Même si depuis une poignée d’années elles sont plus amplement débattues, les grandes questions du monde actuel requièrent une vigilance et une visibilité auxquelles les artistes ont donné forme(s), et qu’un événement tel que la Biennale de Venise relaie de façon efficace : colonialisme, esclavage, absence de la figure noire, suprémacisme blanc. Aussi, le Lion d’Or du meilleur artiste du Pavillon international attribué par le Jury à Arthur Jafa pour son exceptionnel White Album, contribue-t-il à la construction de l’appareil critique collectif, et à la mise en place des outils de lutte. Après Dreams Are Colder than Death et Apex (2013), et Love Is the Message, The Message Is Death (2016), The White Album (environ 40 minutes) est le quatrième film conçu par l’artiste américain (né en 1960) sur les violences raciales et les abus de pouvoir émaillant l’histoire américaine. Autre approche mais même volonté d’engagement, le Pavillon de la Belgique (voir notre interview de la commissaire, Anne-Claire Schmitz) avec son Mondo Cane (Monde de chien) – titre emprunté au film éponyme (1962) de Franco Prosperi, Paolo Cavara, Gualtiero Jacopetti – a été auréolé d’une Mention spéciale du Jury, soit “la première distinction du pays en 100 ans de participation”, a indiqué la Fédération Wallonie-Bruxelles.
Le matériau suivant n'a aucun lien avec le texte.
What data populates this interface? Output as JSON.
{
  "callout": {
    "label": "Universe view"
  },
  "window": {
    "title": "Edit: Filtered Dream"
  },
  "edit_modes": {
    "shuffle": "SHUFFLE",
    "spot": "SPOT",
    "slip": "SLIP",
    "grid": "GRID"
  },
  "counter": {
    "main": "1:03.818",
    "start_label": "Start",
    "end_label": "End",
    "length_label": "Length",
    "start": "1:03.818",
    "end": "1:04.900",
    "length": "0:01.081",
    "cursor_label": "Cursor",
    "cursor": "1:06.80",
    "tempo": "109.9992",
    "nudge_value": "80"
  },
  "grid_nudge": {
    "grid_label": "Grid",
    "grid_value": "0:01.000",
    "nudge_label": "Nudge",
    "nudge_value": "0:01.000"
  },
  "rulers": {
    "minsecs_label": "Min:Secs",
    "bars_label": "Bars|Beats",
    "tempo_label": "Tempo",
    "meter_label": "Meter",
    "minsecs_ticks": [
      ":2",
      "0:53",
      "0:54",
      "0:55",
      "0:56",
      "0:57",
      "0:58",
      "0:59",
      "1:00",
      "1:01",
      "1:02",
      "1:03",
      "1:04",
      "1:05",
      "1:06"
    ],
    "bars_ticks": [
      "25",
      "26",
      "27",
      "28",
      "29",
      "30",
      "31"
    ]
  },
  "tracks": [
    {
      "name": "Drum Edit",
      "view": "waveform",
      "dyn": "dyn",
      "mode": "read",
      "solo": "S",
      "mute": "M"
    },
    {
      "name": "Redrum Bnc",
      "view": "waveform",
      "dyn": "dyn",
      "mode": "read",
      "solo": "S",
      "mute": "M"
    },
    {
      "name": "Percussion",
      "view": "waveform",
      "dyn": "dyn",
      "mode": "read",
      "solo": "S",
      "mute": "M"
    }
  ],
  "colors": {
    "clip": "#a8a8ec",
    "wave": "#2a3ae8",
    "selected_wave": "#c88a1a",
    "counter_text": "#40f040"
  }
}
Les Bruxellois Jos de Gruyter et Harald Thys ont réalisé une installation mettant en scène une vingtaine de personnages (poupées-automates). Au centre du Pavillon, ils s’adonnent à des tâches répétitives, quand le pourtour de l’espace maintient derrière des grilles différents marginaux : un même périmètre pour deux mondes qui s’ignorent. Après la Biennale, l’installation sera exposée à Bozar-Bruxelles (à partir de février 2020), où l’on peut d'ores et déjà gager de l’affluence de visiteurs.